Mohammed Schemsed-din Hafis

(Übersetzung: Joseph von Hammer-Purgstall)


Aus: Der Buchstabe Dal

CLII. (152)

Ach! daß durch den Lauf der Welt
Nichts von mir zu Stande kommt,
Daß mein Herz in Blut zerfließt,
Ohne daß mir Rettung kommt,

Weil ich in der Treue Gau
Füßestaub gewesen bin.
Denken sie, ich bin ein Hund,
Ohne daß ein Brod mir kommt.

Keinen Bißen kann ich mir
Brechen von dem kleinsten Bein,
Ohne daß nicht mein Gebiß
Wunden ohne Zahl bekommt.

Freilich wandle ich herum,
Um der Freunde treues Herz,
Aber was ist wohl zu thun,
Wenn mir Gottes Wort nicht kommt?

Ob der Sehnsucht Jusufs war
Jakobs Auge ganz verglast, 1
Ohne daß jedoch ein Laut
Von Aegypten zu ihm kommt.

Meines Herzens Loos ist schwer,
Von Verlangen und Begier,
Wehe! Wehe! daß Begier
Mir so schwer zu stehen kommt.

Bis aus Erdenstaube nicht
Tausend Dornen aufersteh'n,
Ist's nicht möglich, daß vom Strauch
Eine einz'ge Rose kommt.

Von dem Unrecht, das die Welt
Auf die Tugendhafte häuft,
Ist das Größte, daß ihr Geist
Nie in ihre Hände kommt.

Dumme sind aus Uebermuth
Aufgestiegen zum Saturn, 2
Schade, daß der Frommen Ach
Nie bis zum Saturnus kommt.

Sey geduldig o Hafis!
Wisse, daß am Liebespfad,
Wer die Seele nicht hingiebt,
Nicht zu dem Geliebten kommt.

1 Jakobs Auge war ganz weiß geworden vom Weinen um den geliebten Jusuf.

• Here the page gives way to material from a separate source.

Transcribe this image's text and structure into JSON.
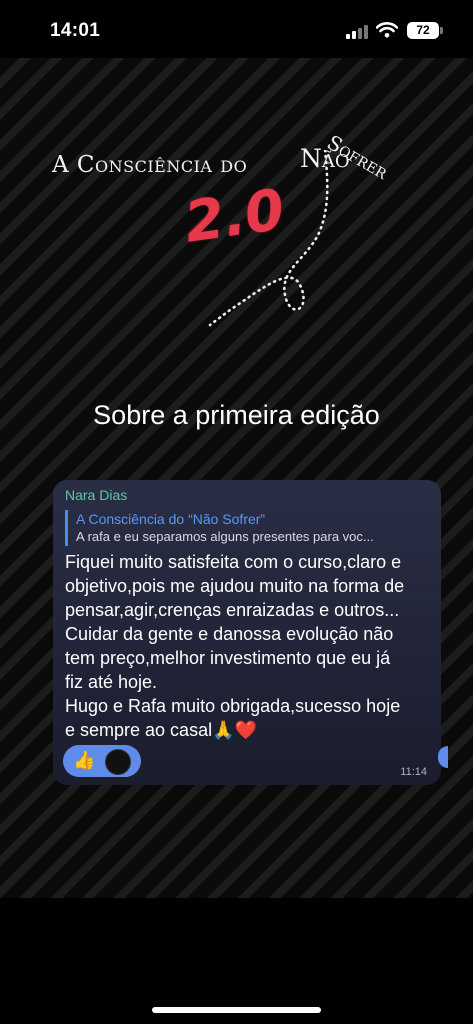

Hafis stellt hier den Vater Jakob und der Liebling seinen geliebten Jusuf vor.

2 Saturn steht nach den Begriffen der orientalischen Astronomie im siebenten, das ist im höchsten Himmel. Unwürdige hebt das Glück bis auf die höchsten Stufen, welche Leute von Verdienst nie erreichen.